Au pays des aveugles, Ambrogio Maestri n’a aucune peine à faire figure de roi. Son Dulcamara est bien chanté, tout en finesse tant vocalement que scéniquement. Voilà qui sauve l’honneur de cette première distribution.

De la seconde, on retiendra d’abord le Nemorino un peu gauche du jeune Tomislav Muzek, bien chantant et au timbre étonnamment italianisant. L’artiste peine en revanche à varier les couleurs de son émission et finit un peu par lasser à la longue.

Mariusz Kwiecien est l’autre bonne surprise de cette soirée : toujours souriant et plutôt sexy en uniforme de sergent, l’artiste n’a aucune peine à camper un irrépressible coureur de jupon, irritant mais néanmoins irrésistiblement séduisant. La voix est bien conduite, le timbre intéressant, mais le chanteur ne prend pas le risque des variations.

Bien que largement supérieure à Heidi Grant Murphy, Ekaterina Syurina reste en retrait de ce qu’on est en droit d’attendre dans ce rôle, le manque de largeur de la voix n’étant aucunement compensé par une aisance dans la vocalisation et le suraigu.

Remplaçant Ruggero Raimondi (5) forfait pour cette série, le vétéran Alberto Rinaldi démontre des limites dramatiques en Dulcamara. Si les aigus sont encore bien là, le bas medium a totalement disparu : obligé de pousser sa voix pour atteindre les notes basses du registre, Rinaldi produit en plusieurs occasions un abominable graillon continu (on pense à Michel Simon en train de chanter) ; dans la panique, l’artiste en vient à se désynchroniser de l’orchestre, terminant notamment son air d’entrée en une incroyable bouillie.
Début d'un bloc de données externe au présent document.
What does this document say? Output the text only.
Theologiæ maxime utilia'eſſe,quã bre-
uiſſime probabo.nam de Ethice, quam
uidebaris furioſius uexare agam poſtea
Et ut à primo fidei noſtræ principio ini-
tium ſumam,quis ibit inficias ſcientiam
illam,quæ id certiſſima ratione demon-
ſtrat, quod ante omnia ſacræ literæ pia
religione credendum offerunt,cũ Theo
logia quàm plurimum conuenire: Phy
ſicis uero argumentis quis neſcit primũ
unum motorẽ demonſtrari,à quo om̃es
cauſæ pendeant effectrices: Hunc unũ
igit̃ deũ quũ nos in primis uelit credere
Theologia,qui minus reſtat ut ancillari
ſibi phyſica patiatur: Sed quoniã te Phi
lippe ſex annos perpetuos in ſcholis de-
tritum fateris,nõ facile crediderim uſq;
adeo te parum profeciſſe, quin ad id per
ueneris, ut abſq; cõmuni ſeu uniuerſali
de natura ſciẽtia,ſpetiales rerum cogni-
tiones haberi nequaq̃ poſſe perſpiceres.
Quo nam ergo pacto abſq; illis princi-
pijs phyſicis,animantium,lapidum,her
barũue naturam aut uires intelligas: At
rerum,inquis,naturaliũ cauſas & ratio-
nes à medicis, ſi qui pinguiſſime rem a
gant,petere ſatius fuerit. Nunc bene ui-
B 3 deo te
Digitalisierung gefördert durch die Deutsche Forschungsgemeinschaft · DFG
Dans les passages plus aigus, le chanteur retrouve sa dignité, la voix ayant même une certaine jeunesse : il s’agit donc moins d’usure des moyens que d’inadéquation au rôle.

Giannetta pour les deux distributions, Aleksandra Zamojska dispose d’une voix à peine plus puissante que celle de Murphy, mais plus généreuse dans l’aigu ; ses talents d’actrice sont en revanche remarquables, la chanteuse campant un personnage fin et drôle de plouc campagnarde.

Ancien assistant de Sylvain Cambreling, Edward Gardner a la bonne idée de nous redonner la partition dans son intégralité, sans les multiples coupures traditionnelles, et l’ouvrage y gagne indiscutablement en ampleur. Les tempi choisis sont en revanche extrêmement lents: la déclaration d’amour finale d’Adina fait ainsi penser à l’air de Pamina, l’ennui en plus. L’équilibre orchestral est peu maîtrisé, bois et cuivres s’en donnant à cœur joie dans une ambiance très champêtre. Techniquement, les décalages sont nombreux avec le plateau, voire entre instrumentistes.

Au global, ce nouvel Elixir se « consomme » sans déplaisir, essentiellement grâce à sa mise en scène et à la musique de Donizetti : mais nous sommes bien loin des fastes du bel canto romantique.


Placido CARREROTTI


Notes

(1) La donna est mobylette, comme chacun sait.

(2) Curieusement, la scène reste vide pendant la majeure partie de l’air de Dulcamara, les chœurs n’apparaissant qu’au moment de leur intervention musicale, un peu comme s’il s’agissait d’une tribu de pygmées se méfiant d’un missionnaire.

(3) Il faut ici s’arrêter un instant pour rendre hommage à la compétence du personnel technique de l’Opéra de Paris. Qu’il s’agisse de la barque de Faust dans la « Damnation » (donné en alternance), ou d’une simple maquette de véhicule pour cet « Elixir », les mouvements sont systématiquement dépourvus de naturels et de fluidité, les objets avançant péniblement par à-coups, s’arrêtant en pleine course avant de repartir d’un bond. Une telle constance dans l’approximation (qu’on retrouve années après années et reprises après reprises) ne peut être le fait du hasard : il s’agit sans doute de nous rappeler par une subtile distanciation que nous sommes ici au théâtre.

(4) Nous encourageons vivement la direction à aligner les prix parisiens sur ceux de Prague, Belgrade ou Erevan. Ou d’imiter les pratiques du Liceu de Barcelone qui propose des « représentations populaires » à prix réduits avec des distributions moins coûteuses : ne serait-ce pas là une bonne manière de devenir enfin « l’opéra populaire » annoncé initialement ?

(5) Par le passé, la basse italienne avait déclaré ne plus vouloir chanter à Bastille en raison de l’acoustique médiocre de la salle : ce forfait était donc tristement prévisible.